Eli Kasargod-Staub, executive director and co-founder of Majority Action, tells Ben Maiden that more directors are going to face votes over board actions in response to social issues and related shareholder proposals
How significant is the emergence of racial equity audit shareholder proposals this year?
I think the racial equity audit proposals we are seeing are as significant a development in corporate governance as anything we have witnessed in the last decade or longer. [They] are part of a wave of shareholder action… that is evolving beyond calls for companies to disclose how they view the risks to themselves of various ESG-related topics. [They are] moving in the direction of calling on corporate boards to assume the comprehensive responsibility they have always held for addressing risks both to their company and to broader long-term diversified portfolios.
Racial equity audits are a tremendously important tool because they call on corporate directors to take responsibility for the oversight of how their company’s behavior either ameliorates or exacerbates systemic racism. In doing so, they can help companies better address those risks to themselves and can be a critical tool for helping investors address the systemic-level risks of systemic racism to long-term investor portfolios.
[There is a] broad GDP drag driven by systemic racist inequities in wages, housing and health – $16 tn in forgone GDP over the last 20 years.
I think the racial equity audit proposals we are seeing are as significant a development in corporate governance as anything we have witnessed in the last decade or longer
Do you think developments this year, such as at ExxonMobil, signal a greater focus on directors as a feature of investor action on ESG issues?
Oh yes. There can and will be dissident slate challenges, whether next year or in future years. And I think we are poised to start seeing a significant uptick in voting against directors. The vast majority of S&P 500 companies have majority voting, which means you do not need a dissident slate to bring consequences for directors who are failing in their stewardship responsibilities as long-term investors collectively define them.
I think we’re going to start seeing – on both environmental and social issues – a significant level of action. That is both because they communicate a far more powerful signal and because they have an altogether different level of consequence.
Majority Action and state treasurers have an initiative, Proxy Voting for a 1.5°C World, which aims to hold board directors accountable for their failures to address climate change. Is it possible to have similar efforts in terms of social policies?
Absolutely. I think this is going to evolve over the next few years. For example, let’s say a company loses a majority vote [requesting that it] conduct a racial equity audit. These proposals call on companies to conduct independent, third-party audits that engage with companies’ stakeholders to get the full analysis of the impact of a company’s business practices.
And then imagine that evidence of harm from a company’s behavior emerges over the course of the audit process and the company chooses not to engage with those stakeholders, does not try to address those issues, does not provide a channel for them to engage with someone on the board. You could easily start to see those kinds of actions turn into votes against directors who are failing to meet shareholder expectations about engaging on these issues.
On some social issues it may be that that voting on directors has more to do with responsibility around process than responsibility about outcome, unless and until benchmarks around company behavior become widely adopted by shareholders.
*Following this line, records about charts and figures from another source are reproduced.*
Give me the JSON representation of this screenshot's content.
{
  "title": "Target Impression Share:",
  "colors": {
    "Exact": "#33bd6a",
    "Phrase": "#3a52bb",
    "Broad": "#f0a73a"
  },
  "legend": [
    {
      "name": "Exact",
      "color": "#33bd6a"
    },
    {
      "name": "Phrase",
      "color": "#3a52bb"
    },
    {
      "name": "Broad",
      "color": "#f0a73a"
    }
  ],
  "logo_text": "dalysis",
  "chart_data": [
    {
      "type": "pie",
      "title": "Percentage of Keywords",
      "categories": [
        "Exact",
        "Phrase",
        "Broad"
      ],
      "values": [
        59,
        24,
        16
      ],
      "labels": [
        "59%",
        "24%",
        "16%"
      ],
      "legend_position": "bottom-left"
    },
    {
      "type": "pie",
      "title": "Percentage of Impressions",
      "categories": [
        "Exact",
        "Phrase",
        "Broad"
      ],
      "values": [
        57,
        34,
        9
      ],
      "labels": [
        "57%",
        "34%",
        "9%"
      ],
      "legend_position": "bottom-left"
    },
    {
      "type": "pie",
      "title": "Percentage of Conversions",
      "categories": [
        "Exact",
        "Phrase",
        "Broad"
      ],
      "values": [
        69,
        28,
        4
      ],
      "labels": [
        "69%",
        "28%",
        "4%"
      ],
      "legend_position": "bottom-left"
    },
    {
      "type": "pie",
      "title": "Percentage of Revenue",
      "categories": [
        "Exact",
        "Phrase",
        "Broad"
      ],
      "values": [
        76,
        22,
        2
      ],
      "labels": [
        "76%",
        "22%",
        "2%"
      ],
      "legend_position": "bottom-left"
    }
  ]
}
How would decisions be made about which director on the board should be held responsible in such instances?
There is the circumstance in which there is a majority vote on a proposal and the company fails to implement that to its shareholders’ satisfaction, which could very well be happening in the social space and very well be an area of voting next year. Those kinds of votes would often be directed at the chair or lead independent director, because that’s who is responsible.
In board diversity matters, often the nominations and governance committee is the right venue. Many [boards] have a committee with express oversight of the firm’s political spending and in that case the chair and/or other members of that committee would likely be the subject of a ‘vote no’ effort.
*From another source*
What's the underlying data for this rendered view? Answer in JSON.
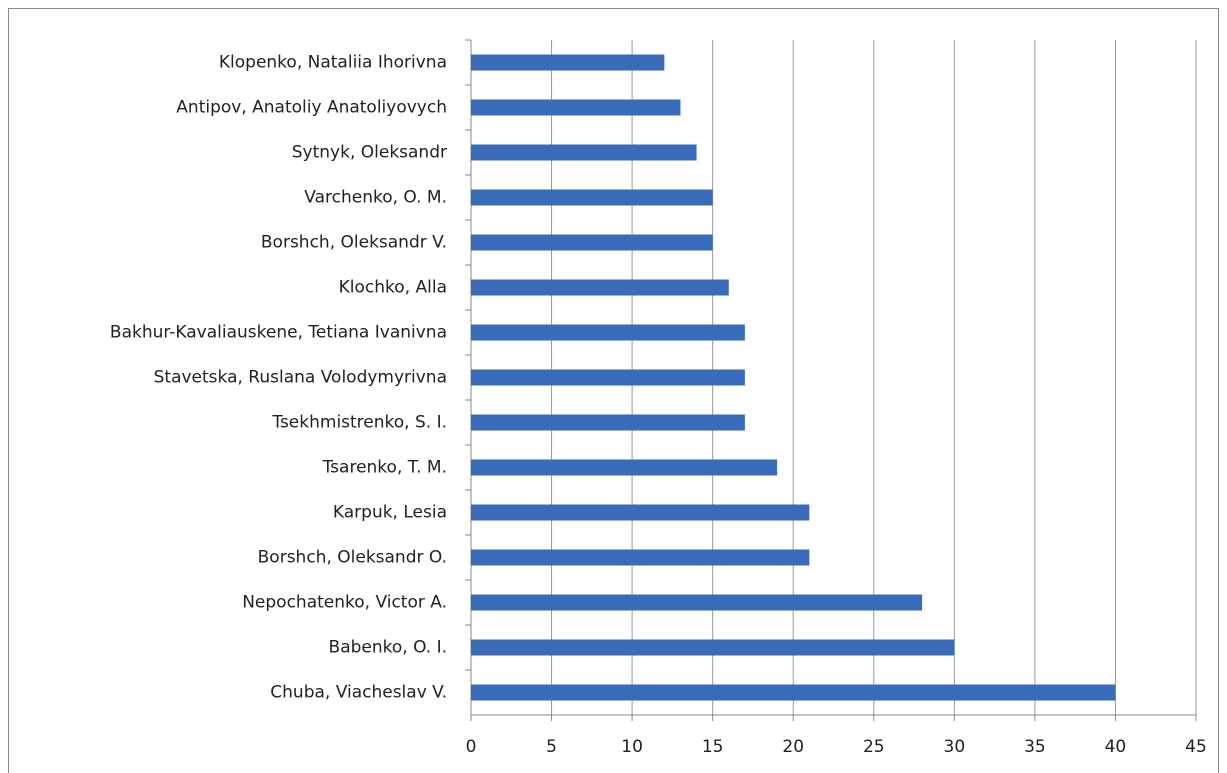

When it comes to racial equity audits, it might depend on the particular circumstances of the company. These audits are calling for whole-of-company responses, similar to transformational change on climate. In some or many cases I can easily see that leading to votes on the board chair and lead independent director.
What do you view as the links between corporate governance and social issues generally, and what do you view as the role of the board?
It’s an essential question. The role of corporate governance and why it’s so fundamental here is two-fold. First, corporate directors have a fundamental duty to be stewards of the companies they govern and to understand that no company is an island. This is true when it comes to climate change, biodiversity or dealing with the fundamental nature of some of these social issues.
I think we’re going to start seeing – on both environmental and social issues – a significant level of action
Second, if you’re a member of a board of directors and you don’t happen to believe that yourself, that’s fine – your shareholders are increasingly going to believe it for you.
For a long time, we have imagined a perfect alignment between corporate director interests and long-term shareholder interests. But long-term investors are increasingly waking up to the systemic nature of the crises facing their portfolios and the reality that companies are either ameliorating or exacerbating those risks, but not detaching from them.
Investors are increasingly saying, Wait a minute: we don’t care if you think it’s a good idea to undertake behavior that is driving systemically racist outcomes or exacerbating climate change. We know that’s bad for us. Directors are either going to embrace that view or have it embraced for them by those with voting power over director elections.